Last year, as regular folks took to the street in frustration over their elected officials’ not listening to them, the media at first ignored them, then they made fun of them. When they realized they weren’t going away, they vilified them, then they distorted their message. That’s the category in which your cartoon falls.

If you don’t like the policy positions of the tea partiers, let’s discuss the issues on their merits. Instead you assume the attitude that if a person criticizes President Obama then he’s a racist; if you want the borders protected against illegal immigration, you’re a xenophobe; if you are for traditional marriage, you’re a homophobe; and if you’re not in favor of a mosque that teaches Sharia law being build within 600 feet of Ground Zero, you’re an Islamaphobe.

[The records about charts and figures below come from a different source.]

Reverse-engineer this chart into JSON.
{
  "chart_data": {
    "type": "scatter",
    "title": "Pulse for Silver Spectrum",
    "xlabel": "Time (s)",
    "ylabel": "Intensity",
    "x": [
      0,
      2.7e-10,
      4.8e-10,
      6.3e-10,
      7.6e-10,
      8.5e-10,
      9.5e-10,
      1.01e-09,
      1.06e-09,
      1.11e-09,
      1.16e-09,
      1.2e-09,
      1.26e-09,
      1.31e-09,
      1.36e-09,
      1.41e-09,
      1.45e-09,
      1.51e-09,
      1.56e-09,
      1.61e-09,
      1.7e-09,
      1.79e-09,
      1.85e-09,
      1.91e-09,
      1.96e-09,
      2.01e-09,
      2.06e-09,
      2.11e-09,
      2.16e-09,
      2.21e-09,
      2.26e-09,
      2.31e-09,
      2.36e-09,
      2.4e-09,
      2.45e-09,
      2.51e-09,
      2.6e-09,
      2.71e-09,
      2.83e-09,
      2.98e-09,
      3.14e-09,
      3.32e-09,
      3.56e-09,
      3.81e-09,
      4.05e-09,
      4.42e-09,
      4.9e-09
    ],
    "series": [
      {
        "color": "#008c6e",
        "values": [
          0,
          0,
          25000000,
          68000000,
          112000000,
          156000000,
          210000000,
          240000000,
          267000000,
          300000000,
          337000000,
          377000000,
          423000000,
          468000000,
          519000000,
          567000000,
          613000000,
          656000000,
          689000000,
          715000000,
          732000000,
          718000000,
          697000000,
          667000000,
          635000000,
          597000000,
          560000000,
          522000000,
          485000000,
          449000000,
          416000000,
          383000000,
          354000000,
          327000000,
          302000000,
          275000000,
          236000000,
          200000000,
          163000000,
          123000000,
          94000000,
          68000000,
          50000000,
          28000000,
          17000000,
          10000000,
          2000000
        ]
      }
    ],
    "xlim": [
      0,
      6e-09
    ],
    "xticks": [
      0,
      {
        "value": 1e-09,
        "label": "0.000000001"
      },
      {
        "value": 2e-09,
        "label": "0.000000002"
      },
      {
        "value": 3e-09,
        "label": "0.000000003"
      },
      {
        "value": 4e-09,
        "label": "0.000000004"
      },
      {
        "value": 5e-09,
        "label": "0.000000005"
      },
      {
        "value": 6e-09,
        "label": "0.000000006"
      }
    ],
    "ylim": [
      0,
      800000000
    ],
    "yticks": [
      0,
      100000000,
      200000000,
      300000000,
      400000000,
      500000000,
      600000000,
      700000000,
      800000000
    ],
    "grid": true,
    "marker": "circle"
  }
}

We had a Tea Party on the Covington Square, on Oct. 2. Several hundred people attended. We had bluegrass music, inspired speeches and appearances by political candidates. There was a lot of singing, laughing, and applauding. I saw no hint of bitterness, anger, prejudice, jingoism etc. mentioned in your cartoon. My 10-year old granddaughter held up a sign that said, "Honk, if you love freedom." Several hundred cars honked as they circled the square.

Too bad your paper chooses not to cover the event. Of course, if you are bigoted against the tea partiers and intolerant of their positions, why go to the trouble?